I just did my first day’s class 1 work for about three months, and it was a DAF XF. Nice, I thought; I’m familiar with DAFs since I’ve been driving them since my 7.5-tonne days. The job was going from west London up to Leicester, fill up with Walker’s crisps and drop them in west London, then back to the depot.
Only, when I hit the motorway and I started noticing that I was a bit cold, and searched for the heating controls … they were nowhere you could call obvious. Then I looked down at my feet and there they were, hidden below just about everything else. Same controls as on the LF which means there was nothing new to learn, but still, couldn’t they have put them somewhere I can see at a glance, so I don’t have to keep taking my eyes off the road to look for them?

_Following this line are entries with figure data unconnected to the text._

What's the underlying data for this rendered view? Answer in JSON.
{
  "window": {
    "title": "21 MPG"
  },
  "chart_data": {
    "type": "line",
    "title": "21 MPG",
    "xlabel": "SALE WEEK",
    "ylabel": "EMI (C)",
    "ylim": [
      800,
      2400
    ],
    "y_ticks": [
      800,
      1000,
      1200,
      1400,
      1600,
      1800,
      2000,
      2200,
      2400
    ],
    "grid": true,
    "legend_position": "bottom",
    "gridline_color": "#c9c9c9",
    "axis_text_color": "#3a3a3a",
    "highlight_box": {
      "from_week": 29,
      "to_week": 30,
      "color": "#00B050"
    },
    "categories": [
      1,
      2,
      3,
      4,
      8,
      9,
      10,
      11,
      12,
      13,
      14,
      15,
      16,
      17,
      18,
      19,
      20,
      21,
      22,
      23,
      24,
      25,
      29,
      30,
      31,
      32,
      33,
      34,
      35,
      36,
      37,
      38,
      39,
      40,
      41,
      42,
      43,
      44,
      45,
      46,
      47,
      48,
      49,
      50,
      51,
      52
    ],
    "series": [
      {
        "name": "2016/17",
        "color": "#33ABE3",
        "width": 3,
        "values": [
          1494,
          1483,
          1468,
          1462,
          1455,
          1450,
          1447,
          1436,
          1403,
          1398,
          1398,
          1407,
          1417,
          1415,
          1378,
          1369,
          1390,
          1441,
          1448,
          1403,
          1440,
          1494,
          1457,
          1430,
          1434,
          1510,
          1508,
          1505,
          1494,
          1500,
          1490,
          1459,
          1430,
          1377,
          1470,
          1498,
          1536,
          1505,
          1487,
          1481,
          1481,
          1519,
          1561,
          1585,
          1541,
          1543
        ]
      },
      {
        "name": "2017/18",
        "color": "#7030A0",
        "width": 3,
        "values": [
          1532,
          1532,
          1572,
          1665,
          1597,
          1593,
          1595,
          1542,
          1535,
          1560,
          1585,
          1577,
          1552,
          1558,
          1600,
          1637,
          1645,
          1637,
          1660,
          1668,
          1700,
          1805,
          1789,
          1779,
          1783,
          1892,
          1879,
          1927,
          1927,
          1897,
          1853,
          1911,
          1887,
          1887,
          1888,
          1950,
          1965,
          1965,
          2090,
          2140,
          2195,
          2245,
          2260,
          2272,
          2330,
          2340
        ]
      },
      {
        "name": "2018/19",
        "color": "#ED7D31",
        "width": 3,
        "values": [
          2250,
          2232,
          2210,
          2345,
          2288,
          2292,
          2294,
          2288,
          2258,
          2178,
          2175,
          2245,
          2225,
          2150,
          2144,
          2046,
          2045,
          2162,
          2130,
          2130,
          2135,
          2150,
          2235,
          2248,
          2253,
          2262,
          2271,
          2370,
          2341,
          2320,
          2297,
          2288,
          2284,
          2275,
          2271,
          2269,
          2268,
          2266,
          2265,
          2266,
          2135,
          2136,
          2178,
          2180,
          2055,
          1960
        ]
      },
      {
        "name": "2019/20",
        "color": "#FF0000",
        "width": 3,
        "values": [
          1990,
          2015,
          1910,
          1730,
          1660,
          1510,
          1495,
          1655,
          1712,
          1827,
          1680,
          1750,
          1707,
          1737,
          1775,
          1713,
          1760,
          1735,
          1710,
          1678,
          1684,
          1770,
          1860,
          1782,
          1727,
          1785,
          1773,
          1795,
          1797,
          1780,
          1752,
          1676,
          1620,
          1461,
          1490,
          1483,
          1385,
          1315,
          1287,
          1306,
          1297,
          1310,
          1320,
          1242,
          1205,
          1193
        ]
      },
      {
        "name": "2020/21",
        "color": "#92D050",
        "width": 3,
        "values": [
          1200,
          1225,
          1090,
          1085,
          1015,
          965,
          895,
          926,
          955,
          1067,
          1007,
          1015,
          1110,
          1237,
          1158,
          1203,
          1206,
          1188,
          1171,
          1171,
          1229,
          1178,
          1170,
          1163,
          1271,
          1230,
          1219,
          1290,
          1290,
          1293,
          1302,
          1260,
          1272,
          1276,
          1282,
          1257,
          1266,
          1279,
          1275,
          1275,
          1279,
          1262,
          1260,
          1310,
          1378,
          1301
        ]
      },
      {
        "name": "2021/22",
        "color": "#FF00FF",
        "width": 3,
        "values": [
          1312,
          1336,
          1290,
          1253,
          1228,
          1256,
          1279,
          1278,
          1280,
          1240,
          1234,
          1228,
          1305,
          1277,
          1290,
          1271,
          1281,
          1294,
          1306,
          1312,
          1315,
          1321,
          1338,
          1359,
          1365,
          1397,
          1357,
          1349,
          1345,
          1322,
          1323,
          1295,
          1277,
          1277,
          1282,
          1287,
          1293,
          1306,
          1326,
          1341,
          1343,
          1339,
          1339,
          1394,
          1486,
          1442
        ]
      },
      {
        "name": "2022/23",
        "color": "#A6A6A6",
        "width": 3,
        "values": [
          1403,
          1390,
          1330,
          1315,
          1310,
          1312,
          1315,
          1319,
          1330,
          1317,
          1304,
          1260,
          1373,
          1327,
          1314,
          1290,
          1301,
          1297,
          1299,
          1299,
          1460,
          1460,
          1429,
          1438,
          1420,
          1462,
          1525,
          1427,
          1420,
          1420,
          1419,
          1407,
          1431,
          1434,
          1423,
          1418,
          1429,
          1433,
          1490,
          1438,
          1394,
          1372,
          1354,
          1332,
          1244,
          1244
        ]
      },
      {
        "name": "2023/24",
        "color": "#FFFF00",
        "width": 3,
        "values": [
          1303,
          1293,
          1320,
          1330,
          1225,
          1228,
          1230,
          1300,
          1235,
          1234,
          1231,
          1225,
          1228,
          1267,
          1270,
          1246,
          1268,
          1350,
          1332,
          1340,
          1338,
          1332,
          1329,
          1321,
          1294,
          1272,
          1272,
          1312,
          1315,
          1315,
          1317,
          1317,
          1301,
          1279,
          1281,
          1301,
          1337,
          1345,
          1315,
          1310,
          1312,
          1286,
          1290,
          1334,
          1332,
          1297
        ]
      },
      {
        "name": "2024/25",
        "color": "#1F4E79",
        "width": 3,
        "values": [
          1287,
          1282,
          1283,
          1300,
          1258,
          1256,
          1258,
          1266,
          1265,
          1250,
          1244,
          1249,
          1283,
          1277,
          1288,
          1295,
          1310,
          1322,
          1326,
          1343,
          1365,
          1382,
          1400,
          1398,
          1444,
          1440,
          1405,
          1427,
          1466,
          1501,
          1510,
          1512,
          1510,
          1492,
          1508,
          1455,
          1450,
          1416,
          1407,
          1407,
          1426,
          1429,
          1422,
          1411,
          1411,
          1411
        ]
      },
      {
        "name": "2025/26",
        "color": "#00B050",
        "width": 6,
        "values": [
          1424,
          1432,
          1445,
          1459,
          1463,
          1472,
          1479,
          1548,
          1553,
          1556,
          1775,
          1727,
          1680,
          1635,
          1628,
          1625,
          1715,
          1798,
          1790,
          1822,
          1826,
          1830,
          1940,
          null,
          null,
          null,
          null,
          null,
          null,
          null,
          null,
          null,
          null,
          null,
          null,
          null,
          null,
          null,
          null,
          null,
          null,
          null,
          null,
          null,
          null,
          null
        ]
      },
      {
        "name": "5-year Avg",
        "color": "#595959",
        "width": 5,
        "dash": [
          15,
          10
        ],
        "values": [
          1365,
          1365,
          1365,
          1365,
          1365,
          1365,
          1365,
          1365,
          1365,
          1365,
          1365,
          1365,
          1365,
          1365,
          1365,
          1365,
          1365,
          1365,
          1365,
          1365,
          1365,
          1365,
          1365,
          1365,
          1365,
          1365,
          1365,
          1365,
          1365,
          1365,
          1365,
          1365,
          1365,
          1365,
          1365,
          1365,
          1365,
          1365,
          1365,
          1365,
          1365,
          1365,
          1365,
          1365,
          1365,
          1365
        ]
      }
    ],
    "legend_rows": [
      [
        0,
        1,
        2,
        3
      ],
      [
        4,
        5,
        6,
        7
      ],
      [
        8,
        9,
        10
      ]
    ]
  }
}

I looked at pictures of rivals’ interiors and they all seem to have most of the controls, including the hazards (which are on the central panel on the XF105, not facing the driver) and the ventilation/heat controls on a concave panel so it all faces the driver. DAF seem to be more concerned about modularity, so it’s easier for them to reuse parts for left- and right-hand-drive trucks. The 106 has improved slightly, but the heat controls still look like they’re well out of where the driver would easily see them.
I’ve read reviews of the XF that say that surely it’s about time DAF come up with an alternative to the XF cab which dates right back to the Cabtec days in the early 90s (or perhaps earlier?), and surely they’re right - what an ugly thing it is, looking like lots of little panels bolted together and hardly any curves. But the interior design really needs an overhaul as well.